Grazer Forscher entdecken möglichen neuen Therapieansatz für Krebspatienten   

erstellt am
17. 06. 11

Wichtige Rolle fettspaltender Enzyme bei Kachexie-Entstehung
Graz (meduni) - Eine der schwerwiegendsten Komplikationen von Krebserkrankungen ist die hochgradige Abmagerung der Patienten. Bei diesem als Kachexie bezeichneten Krankheitsbild kommt es zu einem massiven Abbau von Fettgewebe und einer starken Rückbildung der Muskulatur. Man schätzt, dass 20-30 % aller Krebspatienten nicht unmittelbar am Tumor, sondern an den Folgen der Auszehrung sterben. Grazer Wissenschaftern gelang nun in einer aufsehenerregenden Arbeit, die im renommierten Wissenschaftsjournal "Science" veröffentlicht wurde, der Nachweis, dass die Kachexieentstehung mit der Aktivität fettspaltender Enzyme in Zusammenhang steht: Im Unterschied zu kachektischen Krebspatienten, bei denen die Enzymaktivität gesteigert ist, wurde im Mausmodell festgestellt, dass bei Fehlen der entsprechenden Enzyme auf Grund eines Gendefekts keine Kachexie entsteht. Diese Entdeckung könnte auch den Weg für eine neue Behandlungsstrategie bei Krebserkrankungen weisen: Wenn es gelänge, die fettspaltenden Lipasen medikamentös zu hemmen, ließe sich damit vielleicht auch die Kachexie verhindern.

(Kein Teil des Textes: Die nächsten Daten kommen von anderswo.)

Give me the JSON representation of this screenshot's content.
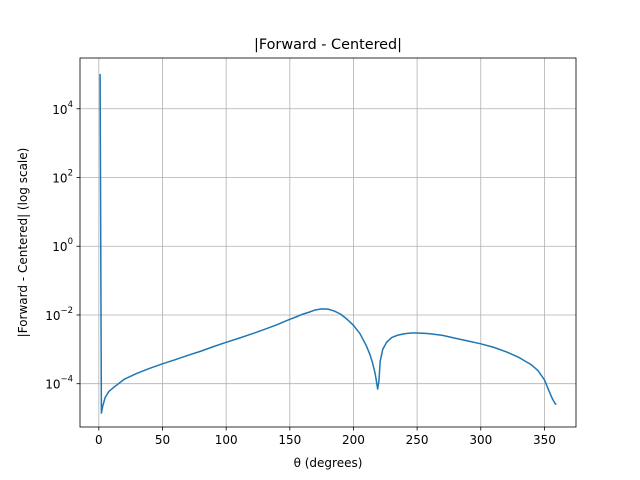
{
  "chart_data": {
    "type": "line",
    "title": "|Forward - Centered|",
    "xlabel": "θ (degrees)",
    "ylabel": "|Forward - Centered| (log scale)",
    "xlim": [
      -14.8,
      374.8
    ],
    "ylim": [
      5.5e-06,
      300000.0
    ],
    "yscale": "log",
    "grid": true,
    "x_ticks": [
      {
        "value": 0,
        "label": "0"
      },
      {
        "value": 50,
        "label": "50"
      },
      {
        "value": 100,
        "label": "100"
      },
      {
        "value": 150,
        "label": "150"
      },
      {
        "value": 200,
        "label": "200"
      },
      {
        "value": 250,
        "label": "250"
      },
      {
        "value": 300,
        "label": "300"
      },
      {
        "value": 350,
        "label": "350"
      }
    ],
    "y_ticks": [
      {
        "value": 0.0001,
        "base": "10",
        "exp": "−4"
      },
      {
        "value": 0.01,
        "base": "10",
        "exp": "−2"
      },
      {
        "value": 1,
        "base": "10",
        "exp": "0"
      },
      {
        "value": 100,
        "base": "10",
        "exp": "2"
      },
      {
        "value": 10000.0,
        "base": "10",
        "exp": "4"
      }
    ],
    "series": [
      {
        "color": "#1f77b4",
        "x": [
          1,
          1.5,
          2,
          3,
          5,
          8,
          12,
          20,
          30,
          40,
          50,
          60,
          70,
          80,
          90,
          100,
          110,
          120,
          130,
          140,
          150,
          155,
          160,
          165,
          170,
          175,
          180,
          185,
          190,
          195,
          200,
          205,
          210,
          213,
          215,
          217,
          218,
          219,
          220,
          221,
          223,
          226,
          230,
          235,
          240,
          245,
          250,
          255,
          260,
          270,
          280,
          290,
          300,
          310,
          320,
          330,
          340,
          345,
          350,
          353,
          356,
          358,
          359
        ],
        "y": [
          100000.0,
          1.0,
          1.4e-05,
          2.2e-05,
          4e-05,
          6e-05,
          8e-05,
          0.000135,
          0.0002,
          0.00028,
          0.00038,
          0.0005,
          0.00067,
          0.00088,
          0.0012,
          0.0016,
          0.0021,
          0.0028,
          0.0038,
          0.0052,
          0.0075,
          0.0088,
          0.0105,
          0.012,
          0.014,
          0.015,
          0.0148,
          0.013,
          0.0105,
          0.0075,
          0.005,
          0.0029,
          0.0013,
          0.0007,
          0.0004,
          0.0002,
          0.00012,
          7e-05,
          0.00012,
          0.00045,
          0.001,
          0.0016,
          0.0022,
          0.0026,
          0.00285,
          0.00298,
          0.003,
          0.00295,
          0.00285,
          0.00255,
          0.0021,
          0.00175,
          0.00145,
          0.00115,
          0.00085,
          0.00058,
          0.00035,
          0.00024,
          0.00013,
          7e-05,
          3.8e-05,
          2.8e-05,
          2.5e-05
        ]
      }
    ]
  }
}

Warum 30 % aller Krebspatienten (bei manchen Krebsformen sogar 70-80 %) im Laufe ihrer Erkrankung eine Kachexie entwickeln, ist bis heute nicht vollständig geklärt. "Manchmal kommt es bereits bei relativ kleinen Tumoren zu einer starken Abmagerung der Patienten. Typische Beispiele dafür sind Lungen- und Bauchspeicheldrüsenkrebs", erklärt Univ.-Prof. Dr. Gerald Höfler, Leiter des Instituts für Pathologie der Medizinischen Universität Graz, der sich in enger Zusammenarbeit mit Univ.-Prof. Dr. Rudolf Zechner, Institut für Molekulare Biowissenschaften der Karl-Franzens-Universität Graz, schon seit Jahren mit Fragen des Fettstoffwechsels beschäftigt. "Ursache der Kachexie ist nicht mangelnde Nahrungsaufnahme und sie kann nicht durch hochkalorische Ernährung verhindert werden", stellt der Experte klar. "Kachexie unterscheidet sich auch vom Hungerstoffwechsel, bei dem der Körper versucht, die Muskelmasse möglichst lange zu erhalten."

Dem Grazer Forschungsteam gelang es, einen direkten Zusammenhang zwischen dem Fettstoffwechsel und der krebsassoziierten Kachexie herzustellen. Die Wissenschafter konnten im Mausmodell zeigen, dass ein vollständiger Schutz gegen krebsassoziierte Kachexie vorhanden ist, wenn das fettspaltende Enzyme "Adipose Triglyceride Lipase" (ATGL) fehlt. "Das heißt, dass trotz unverändertem Wachstum der Tumore der Verlust sowohl an Fett- als auch an Muskelmasse vollständig gestoppt werden kann", so Mag. Suman Kumar Das, PhDStudent am Institut für Pathologie der Med Uni Graz. Weiters konnte gezeigt werden, dass bei Fehlen eines anderen wichtigen fettspaltenden Enzyms, die "Hormon-sensitive Lipase" (HSL), zumindest ein teilweiser Schutz gegen krebsassoziierte Kachexie gegeben war. Erste Studien belegen, dass diese Ergebnisse auch für Menschen von großer Relevanz sind: Bei kachektischen Krebspatienten wurde eine gesteigerte Aktivität von ATGL und HSL im Fettgewebe nachgewiesen.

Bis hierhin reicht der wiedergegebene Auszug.